We tend to view stop-and-frisk, how police respond to protest, lethal force policy, police militarization, police accountability and transparency, body cameras, prosecutorial discretion, “open file” policies in criminal cases, the ordering of law enforcement priorities and other issues of law enforcement powers as policies that are set by the courts, not by elections. But as I’ve argued here at The Watch before, there’s no reason that should be the case. The courts set the ceiling on what police and prosecutors can do under our U.S. and state constitutions. There’s no reason why voters couldn’t elect candidates to set the legal limits on law enforcement powers considerably lower.

If criminal justice reformers want to change policy at the local level, then, they need to get more involved in electoral politics. They need to start PACs and super PACs. They need to target high-profile prosecutors and sheriffs who abuse their positions and authority. They could target mayors and city council members who side with police after questionable shootings. They could ask candidates for all of these positions where they stand on issues such as how police shootings are investigated, how police officers use force, the prosecution of low-level crimes such as drug crimes and if they support policing policies such as “broken windows.” They should ask mayoral candidates whom they might appoint to head up the city’s police department.

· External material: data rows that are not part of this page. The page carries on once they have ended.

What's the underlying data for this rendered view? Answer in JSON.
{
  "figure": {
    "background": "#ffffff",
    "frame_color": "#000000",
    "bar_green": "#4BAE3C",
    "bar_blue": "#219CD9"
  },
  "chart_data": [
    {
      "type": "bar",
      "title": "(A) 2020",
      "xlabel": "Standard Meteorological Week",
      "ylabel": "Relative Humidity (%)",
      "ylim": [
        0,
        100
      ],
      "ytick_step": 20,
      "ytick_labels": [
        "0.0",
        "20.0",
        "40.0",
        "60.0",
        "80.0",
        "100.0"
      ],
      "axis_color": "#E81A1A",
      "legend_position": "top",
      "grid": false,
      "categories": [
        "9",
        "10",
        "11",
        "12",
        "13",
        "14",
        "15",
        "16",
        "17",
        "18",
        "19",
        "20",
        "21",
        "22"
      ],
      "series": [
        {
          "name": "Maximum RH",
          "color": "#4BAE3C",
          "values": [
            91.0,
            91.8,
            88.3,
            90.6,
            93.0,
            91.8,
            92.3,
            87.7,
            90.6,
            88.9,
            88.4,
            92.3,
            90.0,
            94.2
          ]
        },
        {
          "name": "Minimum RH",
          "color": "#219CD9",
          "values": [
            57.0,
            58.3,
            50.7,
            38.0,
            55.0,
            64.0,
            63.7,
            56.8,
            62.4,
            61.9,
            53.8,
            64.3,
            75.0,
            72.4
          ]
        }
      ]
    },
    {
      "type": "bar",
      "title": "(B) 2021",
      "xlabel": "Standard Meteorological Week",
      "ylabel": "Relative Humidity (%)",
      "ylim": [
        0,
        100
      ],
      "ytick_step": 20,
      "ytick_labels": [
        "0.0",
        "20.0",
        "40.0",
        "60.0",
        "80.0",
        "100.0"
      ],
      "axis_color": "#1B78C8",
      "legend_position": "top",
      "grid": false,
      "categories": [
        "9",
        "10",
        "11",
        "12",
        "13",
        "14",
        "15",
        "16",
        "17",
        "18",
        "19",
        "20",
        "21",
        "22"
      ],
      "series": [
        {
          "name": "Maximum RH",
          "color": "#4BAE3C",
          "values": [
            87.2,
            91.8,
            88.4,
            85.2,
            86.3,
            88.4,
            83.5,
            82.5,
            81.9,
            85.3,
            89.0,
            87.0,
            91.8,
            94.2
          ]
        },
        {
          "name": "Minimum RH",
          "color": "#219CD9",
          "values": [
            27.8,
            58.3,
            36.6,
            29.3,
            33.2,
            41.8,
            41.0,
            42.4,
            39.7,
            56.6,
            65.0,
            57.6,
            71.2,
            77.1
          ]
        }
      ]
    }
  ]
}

There are at least a few examples where this has worked. Longtime Brooklyn DA Charles Hynes was ousted after a concerted campaign to educate voters about his record. Previously, he’d coasted to reelection. Several years ago, two sitting judges in Colorado were kicked off the bench after activists waged a campaign to educate voters about how when the two were prosecutors, they withheld exculpatory evidence in the wrongful conviction of Tim Masters. You could also argue that opposition to stop-and-frisk policies were a big factor in the election of New York City Mayor Bill de Blasio.

The upside here is that these campaigns don’t all need to be successful to have an impact. Just a few high-profile targets are likely to generate a lot of free media coverage, and just a couple of successful campaigns to an oust an incumbent could have a significant impact on how public officials think about these issues. You don’t necessarily need to win to put yourself on the radar and lodge yourself in the back of the minds of the people who make these policies at the local level. Currently, they’re only answerable to one side. Even a little pressure from the other side could go a long way.